I have had a couple incidents recently that highlight the usefulness of a tool I have been using of late and I thought I would pass on the name. The tool is called “Web of Trust”. You can download and install it from www.mywot.com. It is a tool you would use on your own PC, either at home or work. I don’t think it’s worth the effort to put it on a public surfing PC.
It's an add-on for your browser and you can install it on IE, Firefox, or Chrome. If you run all three browsers, you will have to do an install for each one. Then, of course, you have your staff PC, your staff notebook, your home PC, your spouses’ PC, and so it goes. There could be a lot of installing.
The idea with the Web of Trust is that you and I and the other users of the web have opinions about the reliability of various sites. Sites are rated based on these opinions and your browser will show you the results of these combined opinions with a red, yellow, or green circle on a site.
For example, I did a Google search for free music. A portion of the results are posted below.There are two red circles, and two green circles. I wouldn't go to the sites indicated by the red circles but I would go to the sites indicated by the green circles. If there were any yellow circles, I may have a look at them, but I would be pretty wary.
There is more to the Web of Trust than just colored circles. It can pop up warnings for risky sites, and you can get more information on a given site by clicking on the circle associated with that site. It is a useful tool that can help you stay away from risky sites. This would not be useful on Public PC though because patrons on our PCs don't care whether a site is risky or not.
Let me give you a couple examples how this was useful for the two incidents I mentioned earlier.
One of the staff here received the email shown below. Now there are a lot of reasons why this would look suspicious at first glance, and so she got suspicious and asked me about it. Well the “click here” phrase is a link. You know that you can put your cursor over a link in your email program and it will show you the link before you click on it. When you’re doing this make sure you DO NOT CLICK on the link. So this link had a URL, the domain of which I Googled. The hits that came back had a lot of red circles, just confirming her suspicions.
From: Smith, John [mailto:email@example.com]
Sent: Thursday, March 04, 2010 9:13 AM
Subject: Your E-mailbox Has Exceeded Its storage Limit.
Your mailbox has exceeded the storage limit which is 20GB as set by your
administrator, you are currently running on 20.9GB, you may not be able to
send or receive new mail until you re-validate your mailbox.
To re-validate your mailbox please
Thank you for your cooperation.
Webmail Help Desk.
Another user here had discovered a database on the web look at every driver’s license in the US. She was appalled by this and sent an incredulous email with the URL to me and some others. Well, I’m sad to say, I bit. But as soon as the site came up in my browser, along with the red circle, I knew it was bad and just closed out the browser. Then I Googled again and found a comment about the bad site at Snopes. The bad site is probably nothing more than a prank site, but we really don’t know.

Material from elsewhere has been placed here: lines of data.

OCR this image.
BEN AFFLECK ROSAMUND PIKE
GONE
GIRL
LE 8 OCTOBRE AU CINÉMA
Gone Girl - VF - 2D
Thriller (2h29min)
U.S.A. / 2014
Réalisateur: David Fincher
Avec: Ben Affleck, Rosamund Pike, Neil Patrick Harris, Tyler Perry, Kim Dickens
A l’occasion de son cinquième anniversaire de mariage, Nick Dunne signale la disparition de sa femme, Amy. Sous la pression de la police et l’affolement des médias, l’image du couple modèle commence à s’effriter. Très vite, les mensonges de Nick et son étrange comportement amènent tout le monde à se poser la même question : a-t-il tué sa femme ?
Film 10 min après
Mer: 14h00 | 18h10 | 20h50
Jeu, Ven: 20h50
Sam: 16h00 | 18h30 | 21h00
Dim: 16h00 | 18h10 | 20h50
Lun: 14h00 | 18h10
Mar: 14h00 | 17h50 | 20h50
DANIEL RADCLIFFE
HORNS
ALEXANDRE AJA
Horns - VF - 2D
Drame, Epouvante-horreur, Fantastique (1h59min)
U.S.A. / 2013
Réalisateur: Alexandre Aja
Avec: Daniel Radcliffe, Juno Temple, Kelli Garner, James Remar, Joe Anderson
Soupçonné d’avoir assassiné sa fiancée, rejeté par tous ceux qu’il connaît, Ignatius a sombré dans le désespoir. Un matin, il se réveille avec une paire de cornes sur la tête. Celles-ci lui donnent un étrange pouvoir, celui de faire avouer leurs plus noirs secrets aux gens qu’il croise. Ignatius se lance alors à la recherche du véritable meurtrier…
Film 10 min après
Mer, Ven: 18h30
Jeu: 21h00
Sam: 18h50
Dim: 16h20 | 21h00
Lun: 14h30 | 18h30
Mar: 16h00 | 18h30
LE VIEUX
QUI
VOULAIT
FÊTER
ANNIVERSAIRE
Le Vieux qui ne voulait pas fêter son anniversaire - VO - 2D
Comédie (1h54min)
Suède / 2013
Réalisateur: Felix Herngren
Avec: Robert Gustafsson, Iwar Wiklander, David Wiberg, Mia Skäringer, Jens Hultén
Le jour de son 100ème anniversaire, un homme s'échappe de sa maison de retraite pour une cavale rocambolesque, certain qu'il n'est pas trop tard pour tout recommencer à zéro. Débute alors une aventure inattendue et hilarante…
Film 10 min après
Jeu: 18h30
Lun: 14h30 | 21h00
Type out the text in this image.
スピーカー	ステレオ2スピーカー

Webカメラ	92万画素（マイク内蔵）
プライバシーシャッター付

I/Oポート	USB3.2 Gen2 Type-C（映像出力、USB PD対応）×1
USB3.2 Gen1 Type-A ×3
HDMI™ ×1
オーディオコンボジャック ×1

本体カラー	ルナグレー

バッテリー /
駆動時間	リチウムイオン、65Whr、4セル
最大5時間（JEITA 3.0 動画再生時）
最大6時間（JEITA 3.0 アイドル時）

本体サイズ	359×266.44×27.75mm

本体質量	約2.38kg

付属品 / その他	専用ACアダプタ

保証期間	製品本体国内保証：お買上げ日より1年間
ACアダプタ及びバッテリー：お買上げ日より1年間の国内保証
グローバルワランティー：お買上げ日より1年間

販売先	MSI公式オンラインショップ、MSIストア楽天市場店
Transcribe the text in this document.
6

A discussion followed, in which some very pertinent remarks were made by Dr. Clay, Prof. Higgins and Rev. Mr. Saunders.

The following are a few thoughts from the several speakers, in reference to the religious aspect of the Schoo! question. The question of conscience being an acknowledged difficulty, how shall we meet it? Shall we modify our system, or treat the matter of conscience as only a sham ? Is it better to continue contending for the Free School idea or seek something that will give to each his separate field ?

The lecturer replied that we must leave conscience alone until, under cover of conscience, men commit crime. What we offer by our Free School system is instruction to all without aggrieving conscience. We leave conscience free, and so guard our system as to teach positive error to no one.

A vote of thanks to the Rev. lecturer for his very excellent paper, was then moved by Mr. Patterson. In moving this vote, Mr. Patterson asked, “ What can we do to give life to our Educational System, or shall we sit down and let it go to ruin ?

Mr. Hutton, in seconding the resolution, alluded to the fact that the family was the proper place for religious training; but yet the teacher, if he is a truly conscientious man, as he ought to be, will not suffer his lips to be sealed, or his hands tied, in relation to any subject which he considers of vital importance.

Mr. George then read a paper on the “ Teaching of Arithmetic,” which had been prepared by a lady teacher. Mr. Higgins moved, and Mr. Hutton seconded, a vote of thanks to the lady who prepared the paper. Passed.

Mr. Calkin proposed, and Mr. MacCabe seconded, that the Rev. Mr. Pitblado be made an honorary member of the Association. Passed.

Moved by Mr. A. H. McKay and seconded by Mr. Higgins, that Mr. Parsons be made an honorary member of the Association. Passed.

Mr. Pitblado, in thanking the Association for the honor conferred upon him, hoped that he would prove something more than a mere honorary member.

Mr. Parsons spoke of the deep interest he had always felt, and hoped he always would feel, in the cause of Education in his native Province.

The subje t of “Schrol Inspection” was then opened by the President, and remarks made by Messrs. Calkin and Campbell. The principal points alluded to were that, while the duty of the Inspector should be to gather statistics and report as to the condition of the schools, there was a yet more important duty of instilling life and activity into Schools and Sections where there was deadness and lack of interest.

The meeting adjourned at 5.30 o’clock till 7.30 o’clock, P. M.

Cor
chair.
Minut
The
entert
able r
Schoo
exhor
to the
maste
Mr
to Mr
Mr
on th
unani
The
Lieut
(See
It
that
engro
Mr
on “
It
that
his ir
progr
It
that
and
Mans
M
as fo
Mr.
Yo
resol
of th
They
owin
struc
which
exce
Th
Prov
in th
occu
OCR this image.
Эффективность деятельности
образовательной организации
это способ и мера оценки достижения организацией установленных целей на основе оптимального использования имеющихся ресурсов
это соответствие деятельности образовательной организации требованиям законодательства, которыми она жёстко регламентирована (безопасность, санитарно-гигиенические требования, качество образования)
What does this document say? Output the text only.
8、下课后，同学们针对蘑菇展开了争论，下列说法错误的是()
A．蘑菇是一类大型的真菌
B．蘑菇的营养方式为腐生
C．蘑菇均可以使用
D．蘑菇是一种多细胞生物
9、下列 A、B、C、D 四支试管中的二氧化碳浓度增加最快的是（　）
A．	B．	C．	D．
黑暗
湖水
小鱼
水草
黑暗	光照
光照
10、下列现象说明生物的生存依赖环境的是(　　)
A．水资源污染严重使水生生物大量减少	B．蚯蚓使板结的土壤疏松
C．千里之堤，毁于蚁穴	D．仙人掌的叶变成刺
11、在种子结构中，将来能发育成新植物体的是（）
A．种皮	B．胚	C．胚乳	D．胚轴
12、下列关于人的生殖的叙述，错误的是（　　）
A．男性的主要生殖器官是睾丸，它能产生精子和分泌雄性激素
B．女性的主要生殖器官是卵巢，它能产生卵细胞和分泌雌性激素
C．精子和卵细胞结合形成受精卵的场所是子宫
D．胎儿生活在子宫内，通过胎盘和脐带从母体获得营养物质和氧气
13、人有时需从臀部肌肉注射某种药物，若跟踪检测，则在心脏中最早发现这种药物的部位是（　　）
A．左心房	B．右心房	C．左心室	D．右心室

Snopes keeps track of urban legends and rumors. Find out about the drivers license site by going to snopes and use their search tool for “driver’s license look-up”. I am not going to give you the link to the driver’s license site itself.
You should have a look at snopes if you haven’t yet. It’s at www.snopes.com and it gets a green circle. Also try out WOT. Be careful out there, and may all your hits be green.